Comparing Model Families

  • A dense embedding model ignores word order and reached 0.710 accuracy, a solid baseline
  • A bidirectional LSTM reads order in both directions and reached 0.751
  • A transformer uses parallel self-attention and was best at 0.753, with a large efficiency advantage at scale

Evaluating Honestly

  • A confusion matrix splits predictions into true/false positives and negatives
  • Precision (0.707) is how often a flagged tweet is really a disaster; recall (0.726) is how many real disasters you caught
  • Moving the decision threshold trades precision against recall

Error Analysis

  • The hardest mistakes come from metaphor and slang (“this party is fire”) and from sarcasm
  • About 75 percent accuracy is respectable on short, ambiguous, noisy tweets
  • A pretrained transformer like DistilBERT is the most effective next step for higher accuracy

Why This Matters

This project is a miniature of nearly every real NLP system you will build: get messy text, clean it, turn it into numbers, try a few architectures of increasing power, and then judge the winner with metrics that match the business cost of its errors. The specific dataset changes, but the workflow does not.

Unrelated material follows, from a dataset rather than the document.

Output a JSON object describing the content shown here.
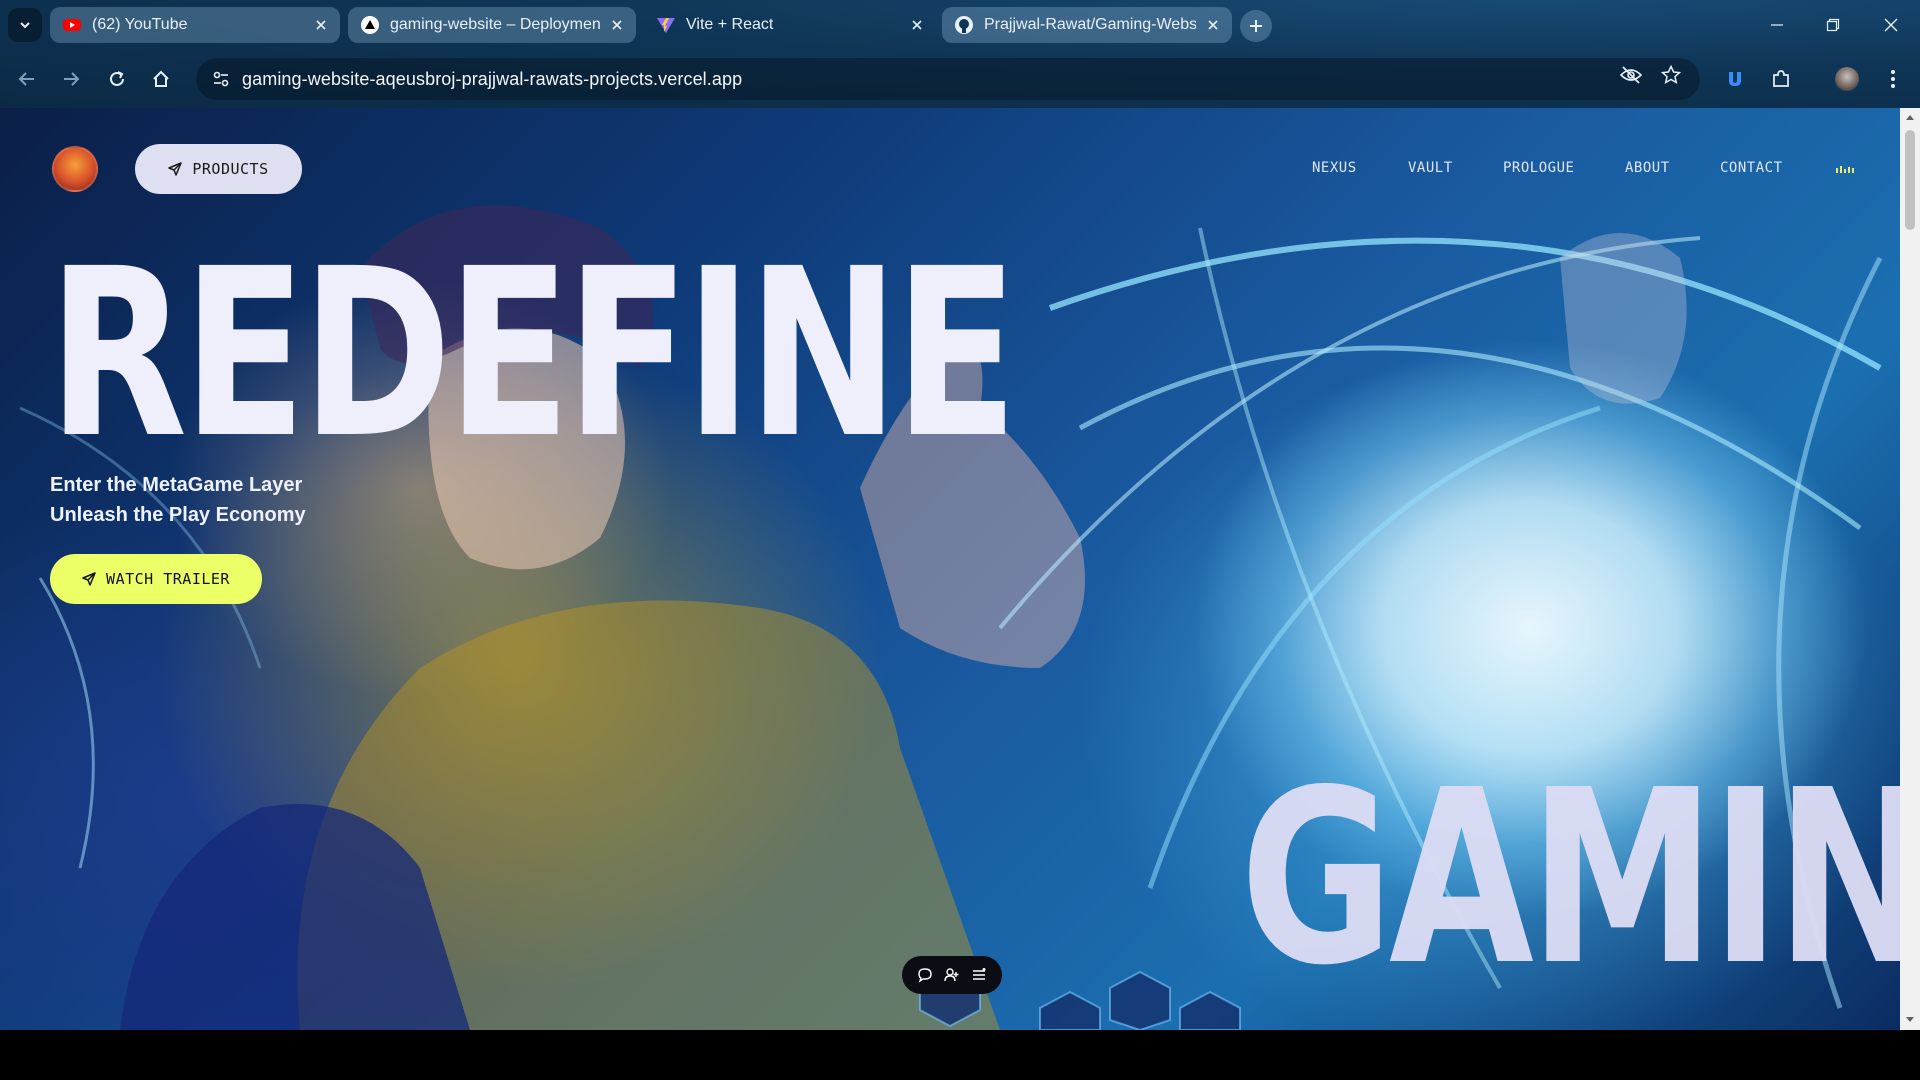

It also makes a quieter point about modern machine learning. The transformer barely beat the LSTM here, not because attention is weak, but because it learned English from scratch on only a few thousand tweets. The real power of transformers shows up when they arrive pretrained on enormous corpora and you simply fine-tune them. Understanding that distinction is what separates someone who can copy a model from someone who knows which lever to pull next.


Next Steps

You have assembled the entire module into one working project and evaluated it like a professional. From here, revisit the broader program or return to this module’s overview to review any technique you want to strengthen.

Machine Learning Program Overview

Return to the full Machine Learning program and explore the other modules.

Back to Module Overview

Return to the Natural Language Processing for Deep Learning module overview.


Keep Building Your Skills

You just took a noisy, real-world dataset and turned it into a model that catches roughly three out of four disaster tweets, with a clear-eyed understanding of where and why it fails. That combination of building and critiquing is the heart of practical machine learning. Carry the habit forward: whatever model you train next, do not stop at the accuracy number. Look at the confusion matrix, read the mistakes, and ask what the next lever should be. That is how good models become great ones.